Scenario 2: Detonation along fire line
This scenario involved heating of the FGAN through the walls and is noted as being highly unlikely, so to keep this short I'm not going to quote it here. See section 4.3.2 for details.
Scenario 3: Detonation in elevator pit
Another possible detonation scenario focuses on the elevator pit near the FGAN bin. A fiberglass lid
covered the pit, and the floor sloped away from the pit to prevent runoff from entering it, but the fire
might have melted the cover, and FGAN remnants could have been in the pit. ...
detonation began in the pit, then the most feasible mechanism would be a collapse of the west wall of the
bin, spilling FGAN into a mixture of burning rubber from the melted elevator belt and residual FGAN in
the bottom of the pit. The mass of the falling FGAN, combined with the strong confinement of the
concrete pit walls, might have provided the conditions for a solid phase DDT beginning in the bottom of
pit and spreading into the main pile.
So yeah, the TLDR here is that conditions in a fire can be extremely complicated and unpredictable, giving rise to a lot of opportunities for contamination and detonation.
- AN can melt and the liquid can do unpredictable things.
- The containers can be destroyed by fire allowing AN to escape into unpredictable places.
- Even if the AN was contaminate free under normal conditions, anything in the area can become a fuel source including the containers themselves, fire debris, smoke, soot, collapsed building parts, etc.

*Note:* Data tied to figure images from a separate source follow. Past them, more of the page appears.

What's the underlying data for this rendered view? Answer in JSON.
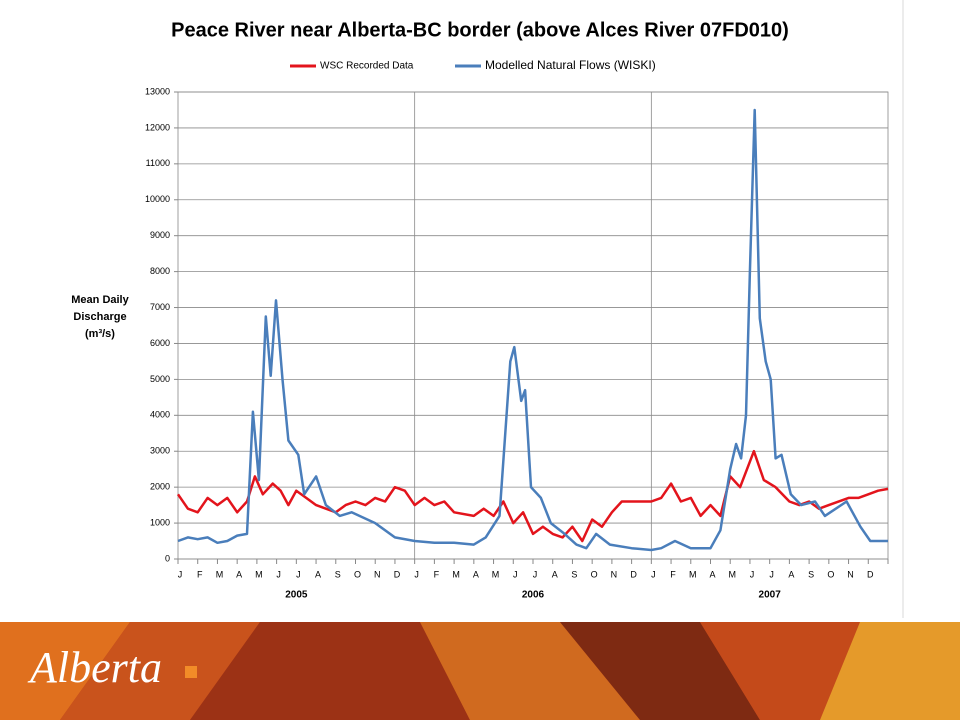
{
  "chart_data": {
    "type": "line",
    "title": "Peace River near Alberta-BC border (above Alces River 07FD010)",
    "y_label": "Mean Daily Discharge (m³/s)",
    "categories": [
      "J",
      "F",
      "M",
      "A",
      "M",
      "J",
      "J",
      "A",
      "S",
      "O",
      "N",
      "D",
      "J",
      "F",
      "M",
      "A",
      "M",
      "J",
      "J",
      "A",
      "S",
      "O",
      "N",
      "D",
      "J",
      "F",
      "M",
      "A",
      "M",
      "J",
      "J",
      "A",
      "S",
      "O",
      "N",
      "D"
    ],
    "year_labels": [
      2005,
      2006,
      2007
    ],
    "xlim": [
      0,
      36
    ],
    "xticks": [
      0,
      1,
      2,
      3,
      4,
      5,
      6,
      7,
      8,
      9,
      10,
      11,
      12,
      13,
      14,
      15,
      16,
      17,
      18,
      19,
      20,
      21,
      22,
      23,
      24,
      25,
      26,
      27,
      28,
      29,
      30,
      31,
      32,
      33,
      34,
      35,
      36
    ],
    "ylim": [
      0,
      13000
    ],
    "yticks": [
      0,
      1000,
      2000,
      3000,
      4000,
      5000,
      6000,
      7000,
      8000,
      9000,
      10000,
      11000,
      12000,
      13000
    ],
    "grid": true,
    "legend": "top",
    "series": [
      {
        "name": "WSC Recorded Data",
        "color": "#e3141c",
        "x": [
          0,
          0.5,
          1,
          1.5,
          2,
          2.5,
          3,
          3.5,
          3.9,
          4.3,
          4.8,
          5.2,
          5.6,
          6,
          6.5,
          7,
          8,
          8.5,
          9,
          9.5,
          10,
          10.5,
          11,
          11.5,
          12,
          12.5,
          13,
          13.5,
          14,
          15,
          15.5,
          16,
          16.5,
          17,
          17.5,
          18,
          18.5,
          19,
          19.5,
          20,
          20.5,
          21,
          21.5,
          22,
          22.5,
          23,
          24,
          24.5,
          25,
          25.5,
          26,
          26.5,
          27,
          27.5,
          28,
          28.5,
          29.2,
          29.7,
          30.3,
          31,
          31.5,
          32,
          32.5,
          33,
          34,
          34.5,
          35,
          35.5,
          36
        ],
        "values": [
          1800,
          1400,
          1300,
          1700,
          1500,
          1700,
          1300,
          1600,
          2300,
          1800,
          2100,
          1900,
          1500,
          1900,
          1700,
          1500,
          1300,
          1500,
          1600,
          1500,
          1700,
          1600,
          2000,
          1900,
          1500,
          1700,
          1500,
          1600,
          1300,
          1200,
          1400,
          1200,
          1600,
          1000,
          1300,
          700,
          900,
          700,
          600,
          900,
          500,
          1100,
          900,
          1300,
          1600,
          1600,
          1600,
          1700,
          2100,
          1600,
          1700,
          1200,
          1500,
          1200,
          2300,
          2000,
          3000,
          2200,
          2000,
          1600,
          1500,
          1600,
          1400,
          1500,
          1700,
          1700,
          1800,
          1900,
          1950
        ]
      },
      {
        "name": "Modelled Natural Flows (WISKI)",
        "color": "#4a7ebb",
        "x": [
          0,
          0.5,
          1,
          1.5,
          2,
          2.5,
          3,
          3.5,
          3.8,
          4.1,
          4.45,
          4.7,
          4.97,
          5.3,
          5.6,
          6.1,
          6.4,
          7,
          7.5,
          8.2,
          8.8,
          10,
          11,
          12,
          13,
          14,
          15,
          15.6,
          16.3,
          16.85,
          17.05,
          17.4,
          17.6,
          17.9,
          18.4,
          18.9,
          19.6,
          20.2,
          20.7,
          21.2,
          21.9,
          23,
          24,
          24.5,
          25.2,
          26,
          27,
          27.5,
          28,
          28.3,
          28.55,
          28.8,
          29.0,
          29.24,
          29.5,
          29.8,
          30.05,
          30.3,
          30.6,
          31.07,
          31.6,
          32.3,
          32.8,
          33.9,
          34.6,
          35.1,
          36
        ],
        "values": [
          500,
          600,
          550,
          600,
          450,
          500,
          650,
          700,
          4100,
          2200,
          6750,
          5100,
          7200,
          5000,
          3300,
          2900,
          1800,
          2300,
          1500,
          1200,
          1300,
          1000,
          600,
          500,
          450,
          450,
          400,
          600,
          1200,
          5500,
          5900,
          4400,
          4700,
          2000,
          1700,
          1000,
          700,
          400,
          300,
          700,
          400,
          300,
          250,
          300,
          500,
          300,
          300,
          800,
          2500,
          3200,
          2800,
          4000,
          8000,
          12500,
          6700,
          5500,
          5000,
          2800,
          2900,
          1800,
          1500,
          1600,
          1200,
          1600,
          900,
          500,
          500
        ]
      }
    ]
  },
  "footer": {
    "logo": "Alberta"
  }
}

In Beirut we saw that there was already a fire burning for a significant amount of time before the explosion, as well as a smaller explosion that occurred < 30 seconds before the main one. There were also flashes and bangs and a lot of other stuff going on there (reportedly there were fireworks stored in the same warehouse). It was at a seaport, too, meaning there were probably a lot of nearby things to act as fuel sources.
It is very, very conceivable that the AN became both heated enough and contaminated enough during this time to detonate.

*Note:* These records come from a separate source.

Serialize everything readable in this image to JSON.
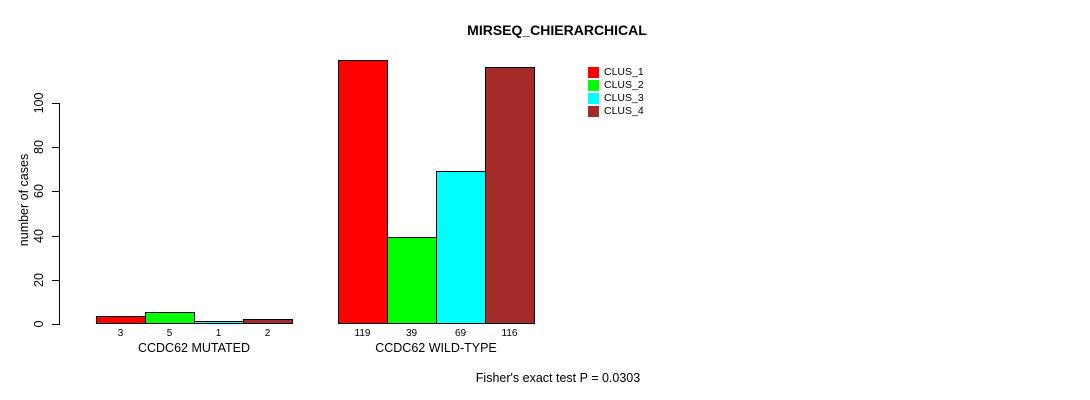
{
  "title": "MIRSEQ_CHIERARCHICAL",
  "y_axis": {
    "label": "number of cases",
    "ticks": [
      "0",
      "20",
      "40",
      "60",
      "80",
      "100"
    ]
  },
  "footnote": "Fisher's exact test P = 0.0303",
  "legend": {
    "items": [
      {
        "label": "CLUS_1",
        "color": "#FF0000"
      },
      {
        "label": "CLUS_2",
        "color": "#00FF00"
      },
      {
        "label": "CLUS_3",
        "color": "#00FFFF"
      },
      {
        "label": "CLUS_4",
        "color": "#A52A2A"
      }
    ]
  },
  "chart_data": {
    "type": "bar",
    "title": "MIRSEQ_CHIERARCHICAL",
    "xlabel": "",
    "ylabel": "number of cases",
    "categories": [
      "CCDC62 MUTATED",
      "CCDC62 WILD-TYPE"
    ],
    "series": [
      {
        "name": "CLUS_1",
        "color": "#FF0000",
        "values": [
          3,
          119
        ]
      },
      {
        "name": "CLUS_2",
        "color": "#00FF00",
        "values": [
          5,
          39
        ]
      },
      {
        "name": "CLUS_3",
        "color": "#00FFFF",
        "values": [
          1,
          69
        ]
      },
      {
        "name": "CLUS_4",
        "color": "#A52A2A",
        "values": [
          2,
          116
        ]
      }
    ],
    "yticks": [
      0,
      20,
      40,
      60,
      80,
      100
    ],
    "ylim": [
      0,
      120
    ],
    "grid": false,
    "bar_value_labels": true,
    "legend_position": "top-right",
    "annotation": "Fisher's exact test P = 0.0303"
  }
}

Here is a list of other AN accidents that you could research on your own to find out about other scenarios that can lead to detonations. Most notable:
- BASF, Oppau, Germany, 1921
- Texas City, Texas, USA, 1947
- AZF, Toulouse, France, 2001
- Ryongchŏn, North Korea, 2004
- Tianjin, China, 2015
Also, you may find some of the theories regarding the 1988 PEPCON accident in Nevada, USA interesting as well. That was not ammonium nitrate (it was ammonium perchlorate, another oxidizer), but the possible scenarios are similar and it also illustrates the complexity of those kinds of situations.